According to the architect W. S. Moyes, who worked in Honeyman, Keppie & Mackintosh's office at this time, Annan's building was designed by John Keppie. 4 The drawings submitted to the Glasgow Dean of Guild Court show no evidence of Mackintosh's involvement, although another drawing, a variation on the Sauchiehall Street elevation, now in The Hunterian, University of Glasgow, does appear to be in his hand. 5 It shows three statues in niches on the third floor and presumably relates to the plans drawn in April 1902.

Annan's is one of three roughly contemporary commercial buildings on Sauchiehall Street designed by the firm, the others being 137–143 for the Trustees of Dr Walker, and 309–313 for James Simpson & Sons, cabinetmakers. They all have windows framed by distinctive, sinuous architraves (at Annan's they can be seen on the first floor), harking back to a group of mid-1890s buildings for which Mackintosh was either wholly or partly responsible: the Glasgow Herald Building in Mitchell Street, the Queen Margaret College Anatomical Department and Martyrs Public School. By the time of Annan's building, however, Mackintosh was designing very differently, and it seems likely that Keppie simply reused the Scots Renaissance-derived vocabulary that he and Mackintosh had developed a decade earlier. 6

Tracings made in the 1930s by Ronald Harrison, an early student of Mackintosh's architecture, provide a record of three lost drawings for the interior of the new front building: a longitudinal section through the ground-floor saloon; a plan and elevation of a simple columned screen in front of the lift and staircase; and a sheet of designs for internal doors. 7 The tracing of the saloon shows the walls panelled with vertical boards with the joints covered by unmoulded wooden strips. This is like the original board room and director's room in the Glasgow School of Art, but there is no evidence that Mackintosh himself was responsible for the design.

The most striking feature of the interior today (2012) is the curvilinear Glasgow Style wrought ironwork between the columns in front of the lift and stairs. This is not shown on the screen drawing traced by Harrison, but it appears to be contemporary with the building. The job-book entry suggests it was supplied by A. & P. Steven as part of their contract for the lifts. It is completely different in style from the unexecuted lift enclosure designed by Mackintosh in May 1903 for 137–143 Sauchiehall Street. 8

Critical reception

A drawing of the front elevation was shown in the annual exhibition of the Glasgow Institute of the Fine Arts in 1904 (299), and was reproduced in Academy Architecture. 9 The building appeared again at the Institute in 1905 (427), when the Builders' Journal and Architectural Record described it as 'unsatisfactory', without giving its reasons. 10 A photograph of the facade was reproduced in the Builders' Journal and Architectural Engineer in November 1906, making a startling contrast with Mackintosh's facade for Miss Cranston's, Sauchiehall Street, illustrated on the same page. 11

Later history

In 1959 Annan's moved out and the building was taken over as a recruiting office by the Army, who made internal and external changes. 12 In 1992–3 it was converted to serve as a regimental museum, and some of the changes made in 1959 were modified or reversed. 13

Notes:

1: Builders' Journal and Architectural Engineer, 24, 28 November 1906, p. 263.

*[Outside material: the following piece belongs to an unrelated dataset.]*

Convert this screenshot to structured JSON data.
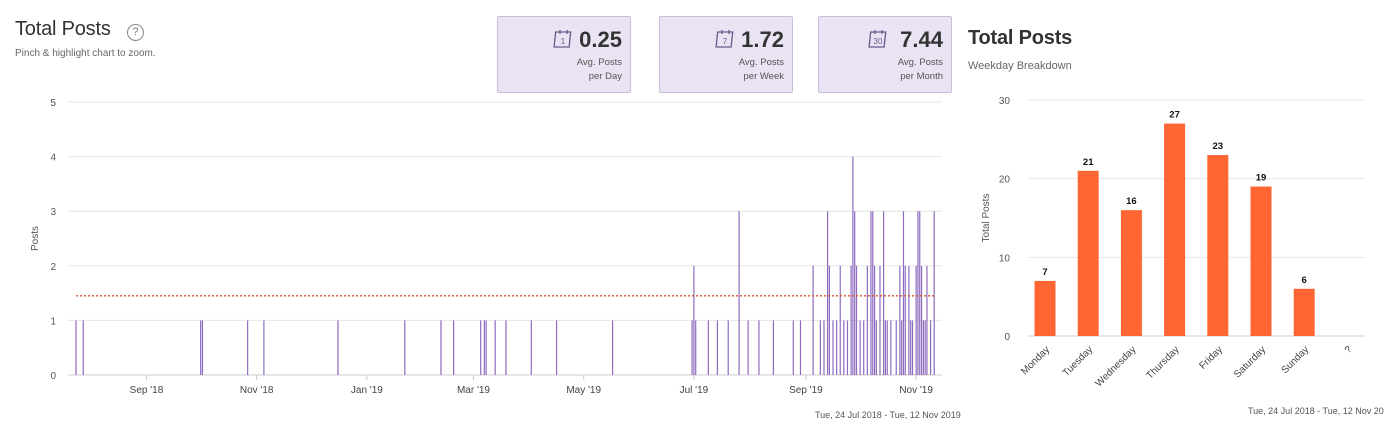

2: Glasgow City Archives Collection: Glasgow Dean of Guild Court, Register of Inspections, D-OPW 25/64, p. 99.

3: Glasgow City Archives Collection: Glasgow Dean of Guild plans, B4/12/1/9592.

4: University of Toronto, Robarts Library: letter from W. S. Moyes to Thomas Howarth, 29 April 1947, B96-0028/017 (13).

5: The Hunterian, University of Glasgow: GLAHA 52329 (M227-012).

6: Dictionary of Scottish Architects, 1840–1980, www.scottisharchitects.org.uk [accessed 22 October 2012].

7: The Hunterian, University of Glasgow: GLAHA 52330 (M227-006); GLAHA 52336 (M227-008); GLAHA 52348 (M227-007).

8: The Hunterian, University of Glasgow: GLAHA 52331 (M226-001).

9: Academy Architecture, 25, January 1904, p. 90.

10: Builders' Journal and Architectural Record, 23, 29 March 1905, p. 161.

11: Builders' Journal and Architectural Engineer, 24, 28 November 1906, p. 263.